Over the stretch of the entire album, most of the songs just seem as though they were conceived purely by composer Tuomas Holopainen "going through the motions". Somehow it seems as though he just wrote several "parts that sound like Nightwish sounds", and then he put them together, seemingly at random. What that gets you at the end of the day is by no means a bad album, as Tuomas Holopainen knows exactly what he's doing, but it also doesn't give you a great album. You don't get an "Oceanborn". You don't get a "Once". You just get a watered-down version of "Dark Passion Play", delivered rather listlessly at times, devoid of much of the magic that would capture a listener on the more commanding records such as Nightwish's opus magnum, "Once".
Now make no mistake - "Imaginaerum" is by no means a bad album. If any other band had released this record, they would probably be hailed as the new saviours of melodic metal. But this is Nightwish we are talking about here, and they have raised the bar so very high for themselves, it will be nigh impossible for them to truly deliver a masterpiece that will ever meet all the expectations. "Imaginaerum" falls short of that on several accounts: For where the single "Storytime" still fits nicely in the tradition of earlier singles such as the aforementioned "Nemo" and "Amaranth", the overlong track "Song of Myself" is nowhere near the league of "Ghost Love Score", "FantasMic" or "Dark Passion Play"; the tedious narration towards its end may reflect a very personal side of Tuomas, but, simply put, it's just completely uninteresting to the listener.

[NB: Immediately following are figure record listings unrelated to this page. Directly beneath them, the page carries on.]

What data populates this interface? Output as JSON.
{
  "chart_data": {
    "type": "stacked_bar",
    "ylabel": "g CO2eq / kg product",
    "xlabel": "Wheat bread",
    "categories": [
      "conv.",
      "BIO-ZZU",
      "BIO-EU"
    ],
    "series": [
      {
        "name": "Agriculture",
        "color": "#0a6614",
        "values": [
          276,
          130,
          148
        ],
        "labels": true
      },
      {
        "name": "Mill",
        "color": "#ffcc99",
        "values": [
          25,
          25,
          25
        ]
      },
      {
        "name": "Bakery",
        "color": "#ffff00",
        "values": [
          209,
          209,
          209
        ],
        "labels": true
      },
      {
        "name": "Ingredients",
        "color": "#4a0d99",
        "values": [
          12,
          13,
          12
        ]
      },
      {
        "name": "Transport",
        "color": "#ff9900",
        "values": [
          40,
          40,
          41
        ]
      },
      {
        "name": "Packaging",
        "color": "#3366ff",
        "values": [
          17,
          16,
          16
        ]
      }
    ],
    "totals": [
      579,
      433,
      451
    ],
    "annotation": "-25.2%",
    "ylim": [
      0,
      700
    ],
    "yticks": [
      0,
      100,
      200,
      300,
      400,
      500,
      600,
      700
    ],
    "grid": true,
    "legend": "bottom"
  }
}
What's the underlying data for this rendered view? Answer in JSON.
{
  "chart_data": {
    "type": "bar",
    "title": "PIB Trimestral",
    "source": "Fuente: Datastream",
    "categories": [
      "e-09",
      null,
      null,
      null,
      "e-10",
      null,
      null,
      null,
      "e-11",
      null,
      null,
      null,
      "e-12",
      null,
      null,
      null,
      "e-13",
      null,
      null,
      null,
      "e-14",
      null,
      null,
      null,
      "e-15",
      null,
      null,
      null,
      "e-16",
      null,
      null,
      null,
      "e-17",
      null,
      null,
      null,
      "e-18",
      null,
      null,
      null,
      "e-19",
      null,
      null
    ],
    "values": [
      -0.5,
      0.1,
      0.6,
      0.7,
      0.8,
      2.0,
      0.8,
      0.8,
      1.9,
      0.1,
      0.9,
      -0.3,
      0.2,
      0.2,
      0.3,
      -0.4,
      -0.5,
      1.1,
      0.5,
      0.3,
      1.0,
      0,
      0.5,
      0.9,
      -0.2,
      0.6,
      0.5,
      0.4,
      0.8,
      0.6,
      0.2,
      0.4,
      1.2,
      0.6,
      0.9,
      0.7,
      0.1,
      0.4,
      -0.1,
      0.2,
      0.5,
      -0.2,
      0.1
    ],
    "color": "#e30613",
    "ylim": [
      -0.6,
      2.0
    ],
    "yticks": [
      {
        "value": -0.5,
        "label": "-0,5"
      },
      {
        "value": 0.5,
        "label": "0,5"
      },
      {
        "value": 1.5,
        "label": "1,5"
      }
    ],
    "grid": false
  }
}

Of course Nightwish manage to deliver some great songs and nice melodies on this album as well: "I want my Tears back" is reminiscent of the pounding "Wish I Had An Angel", "Scaretale" features some of the best vocal work from singer Anette to date, and "Last Ride of the Day", arguably the best song of the album, has developed into the new final encore at Nightwish's live shows. On the other hand, we get tracks like the slow and jazzy "Slow, Love, Slow" that seems out of place, the slightly annoying "Ghost River" with it's "Ain't talkin' bout Love"-like Riff, the already mentioned unlucky attempt of an epic in "Song of Myself" and a rather bland slower tack in "Rest Calm". Sure, Nightwish try here - but maybe they try too hard. Maybe they want to do something differently too badly, or maybe they just do what's expected of them too much at other times; at the end of the day, "Imaginaerum" just doesn't work well all the way through. Parts are great, as was to be expected, and the production is top notch - but it just doesn't touch the grandeur of "Once" or "Dark Passion Play" at any moment. It's a nice album for Nightwish, but nothing more. Fans will certainly enjoy it, and there are definitely less appealing records out there; but it didn't end up the ingenious masterstroke many of us were expecting. Maybe the material will work better in the context of the movie it was meant as a soundtrack for, but this still remains to be seen. As a stand-alone album, it doesn't let Nightwish live up to their full potential.